Он правда не передумал? Правда-правда не забыл?

На нем был белый костюм и темная рубашка с расстегнутым воротом, и Джермейн показалось, что она никогда не видела такой белой-пребелой, такой красивой вещи. Пальто ему было как будто велико – плечи висели низковато, – но оно было такое красивое, что ей захотелось зарыться в него лицом и сказать: «А давай возьмем с собой мамочку. Давай спросим ее, тогда она не будет так сердиться, не будет злиться на нас обоих…»

Но он отослал ее завтракать.

И появился снова ровно через полчаса, чтобы отвезти ее в Инвемир. В белом костюме, темно-синей рубашке и белой шляпе – тулья с глубокой складкой, с кожаной тесьмой вокруг – такой стильной, такой восхитительной, что она громко рассмеялась от радости, захлопала в ладоши и сказала, что тоже хочет такую шляпу. Лея закурила свою длинную сигарету, помахала рукой, прогоняя дым, прокашлялась, как обычно, резко и коротко, но ничего не сказала. Было странно, но замечательно, что сегодня утром ей будто бы все равно! Полет на самолете, день рождения Джермейн – а маме все равно. Но ведь сегодня к ней приедет столько народу. Юристы, советники, менеджеры, налоговики…

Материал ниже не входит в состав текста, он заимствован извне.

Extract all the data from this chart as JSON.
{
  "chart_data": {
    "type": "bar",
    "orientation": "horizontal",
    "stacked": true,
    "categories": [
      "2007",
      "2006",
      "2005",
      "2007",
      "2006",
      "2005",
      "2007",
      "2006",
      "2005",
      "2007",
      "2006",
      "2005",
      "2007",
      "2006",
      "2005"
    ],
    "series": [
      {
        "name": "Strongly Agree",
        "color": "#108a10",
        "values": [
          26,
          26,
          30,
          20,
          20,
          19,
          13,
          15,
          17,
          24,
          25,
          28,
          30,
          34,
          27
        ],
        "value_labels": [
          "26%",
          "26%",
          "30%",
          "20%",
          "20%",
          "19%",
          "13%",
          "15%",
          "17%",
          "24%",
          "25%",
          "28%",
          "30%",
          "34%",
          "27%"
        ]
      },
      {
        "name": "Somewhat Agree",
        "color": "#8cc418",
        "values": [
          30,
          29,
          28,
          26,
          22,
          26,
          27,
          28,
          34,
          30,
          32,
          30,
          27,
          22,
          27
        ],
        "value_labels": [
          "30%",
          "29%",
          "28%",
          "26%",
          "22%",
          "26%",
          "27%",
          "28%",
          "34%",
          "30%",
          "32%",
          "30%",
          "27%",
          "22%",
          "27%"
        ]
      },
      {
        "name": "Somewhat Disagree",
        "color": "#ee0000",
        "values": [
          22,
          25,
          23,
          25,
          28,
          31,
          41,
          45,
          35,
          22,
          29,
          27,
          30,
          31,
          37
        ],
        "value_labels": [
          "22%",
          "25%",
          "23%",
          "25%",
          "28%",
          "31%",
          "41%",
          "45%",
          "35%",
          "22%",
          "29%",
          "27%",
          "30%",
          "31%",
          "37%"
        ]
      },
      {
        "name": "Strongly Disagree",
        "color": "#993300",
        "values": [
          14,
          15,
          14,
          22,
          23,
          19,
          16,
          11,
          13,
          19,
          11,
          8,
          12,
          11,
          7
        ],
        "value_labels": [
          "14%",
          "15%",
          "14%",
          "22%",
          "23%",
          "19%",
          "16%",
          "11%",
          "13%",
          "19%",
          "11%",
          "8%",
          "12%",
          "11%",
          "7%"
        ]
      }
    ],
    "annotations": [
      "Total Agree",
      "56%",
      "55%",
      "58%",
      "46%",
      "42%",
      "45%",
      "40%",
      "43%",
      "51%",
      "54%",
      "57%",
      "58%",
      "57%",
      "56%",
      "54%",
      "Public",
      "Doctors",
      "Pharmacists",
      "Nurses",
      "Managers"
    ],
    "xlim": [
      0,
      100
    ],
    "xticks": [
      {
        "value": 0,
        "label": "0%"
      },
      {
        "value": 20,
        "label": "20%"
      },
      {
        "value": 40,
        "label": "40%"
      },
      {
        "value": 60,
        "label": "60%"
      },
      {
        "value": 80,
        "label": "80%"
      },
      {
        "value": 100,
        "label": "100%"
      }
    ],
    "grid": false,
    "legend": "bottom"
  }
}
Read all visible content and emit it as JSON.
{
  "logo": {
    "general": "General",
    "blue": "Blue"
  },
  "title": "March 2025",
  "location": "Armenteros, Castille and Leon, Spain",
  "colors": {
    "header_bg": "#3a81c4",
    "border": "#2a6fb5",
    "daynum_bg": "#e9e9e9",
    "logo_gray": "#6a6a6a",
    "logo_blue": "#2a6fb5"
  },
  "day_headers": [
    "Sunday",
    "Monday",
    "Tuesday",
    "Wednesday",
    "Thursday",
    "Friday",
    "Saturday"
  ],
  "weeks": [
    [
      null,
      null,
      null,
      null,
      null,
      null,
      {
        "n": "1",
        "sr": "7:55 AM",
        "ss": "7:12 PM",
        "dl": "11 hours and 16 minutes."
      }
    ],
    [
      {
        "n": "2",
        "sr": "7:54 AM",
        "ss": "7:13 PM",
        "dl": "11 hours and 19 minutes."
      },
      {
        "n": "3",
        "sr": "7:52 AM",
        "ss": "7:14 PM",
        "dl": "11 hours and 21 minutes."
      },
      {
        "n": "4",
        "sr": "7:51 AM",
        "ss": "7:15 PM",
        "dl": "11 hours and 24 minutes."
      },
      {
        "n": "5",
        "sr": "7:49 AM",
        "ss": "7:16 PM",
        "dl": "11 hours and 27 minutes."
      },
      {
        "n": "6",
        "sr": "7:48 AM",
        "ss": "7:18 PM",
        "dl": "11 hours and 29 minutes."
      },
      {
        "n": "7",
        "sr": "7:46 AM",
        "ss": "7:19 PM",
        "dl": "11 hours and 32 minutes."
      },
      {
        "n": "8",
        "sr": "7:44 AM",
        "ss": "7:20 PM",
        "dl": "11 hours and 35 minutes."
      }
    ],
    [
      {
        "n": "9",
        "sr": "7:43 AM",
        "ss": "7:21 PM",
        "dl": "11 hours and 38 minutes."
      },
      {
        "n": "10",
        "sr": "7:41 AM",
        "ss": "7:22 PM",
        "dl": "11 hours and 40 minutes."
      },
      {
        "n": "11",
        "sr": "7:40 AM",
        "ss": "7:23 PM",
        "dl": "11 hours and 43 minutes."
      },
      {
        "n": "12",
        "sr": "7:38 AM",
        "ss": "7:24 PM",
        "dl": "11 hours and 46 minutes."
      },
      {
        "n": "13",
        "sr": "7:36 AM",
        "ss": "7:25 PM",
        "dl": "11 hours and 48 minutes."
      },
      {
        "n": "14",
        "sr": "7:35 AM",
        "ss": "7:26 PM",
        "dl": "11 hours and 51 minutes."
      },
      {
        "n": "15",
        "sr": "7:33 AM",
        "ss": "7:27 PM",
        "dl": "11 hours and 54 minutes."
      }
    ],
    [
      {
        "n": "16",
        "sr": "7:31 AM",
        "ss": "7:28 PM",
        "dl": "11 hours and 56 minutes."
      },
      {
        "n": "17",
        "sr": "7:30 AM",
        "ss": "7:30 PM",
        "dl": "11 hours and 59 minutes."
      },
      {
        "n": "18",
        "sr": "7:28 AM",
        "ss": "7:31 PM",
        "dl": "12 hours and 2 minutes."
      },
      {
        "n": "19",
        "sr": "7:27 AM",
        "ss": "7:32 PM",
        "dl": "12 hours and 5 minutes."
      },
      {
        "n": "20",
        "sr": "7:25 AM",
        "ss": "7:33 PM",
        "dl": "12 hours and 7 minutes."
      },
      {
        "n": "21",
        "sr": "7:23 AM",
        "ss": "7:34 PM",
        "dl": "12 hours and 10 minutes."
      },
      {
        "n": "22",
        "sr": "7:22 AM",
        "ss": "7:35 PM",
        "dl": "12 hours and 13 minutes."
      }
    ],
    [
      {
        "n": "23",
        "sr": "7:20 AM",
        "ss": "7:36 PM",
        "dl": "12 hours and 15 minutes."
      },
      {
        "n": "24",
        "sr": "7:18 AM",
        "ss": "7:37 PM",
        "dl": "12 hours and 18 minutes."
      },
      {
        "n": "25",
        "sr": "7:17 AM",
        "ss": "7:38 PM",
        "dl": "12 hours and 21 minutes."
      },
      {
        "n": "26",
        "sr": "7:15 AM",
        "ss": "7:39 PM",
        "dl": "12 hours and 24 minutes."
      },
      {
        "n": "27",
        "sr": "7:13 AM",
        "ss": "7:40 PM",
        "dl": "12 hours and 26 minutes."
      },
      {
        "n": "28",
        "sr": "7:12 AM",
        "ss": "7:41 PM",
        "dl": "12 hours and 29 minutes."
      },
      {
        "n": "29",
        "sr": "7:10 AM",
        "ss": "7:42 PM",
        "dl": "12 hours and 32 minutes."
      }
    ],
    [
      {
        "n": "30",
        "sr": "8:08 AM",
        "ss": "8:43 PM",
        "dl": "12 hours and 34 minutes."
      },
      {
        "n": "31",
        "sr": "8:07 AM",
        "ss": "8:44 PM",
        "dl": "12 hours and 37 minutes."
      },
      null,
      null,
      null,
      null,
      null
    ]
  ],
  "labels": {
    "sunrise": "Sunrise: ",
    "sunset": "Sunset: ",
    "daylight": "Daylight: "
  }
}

Гидеон повел Джермейн за руку, но уже в дверях остановился и приподнял шляпу, прощаясь. Лея словно не заметила этого. И он спросил, не хочет ли она полететь с ними.

– Не паясничай, – сказала она. – Давай, вперед, забирай ее, делай что хочешь.

Лея потушила сигарету в блюдце, и оно звонко загремело об стол. А когда она подняла глаза, мужа с дочерью уже не было.

Тогда она схватила серебряный колокольчик и вызвала Паслёна.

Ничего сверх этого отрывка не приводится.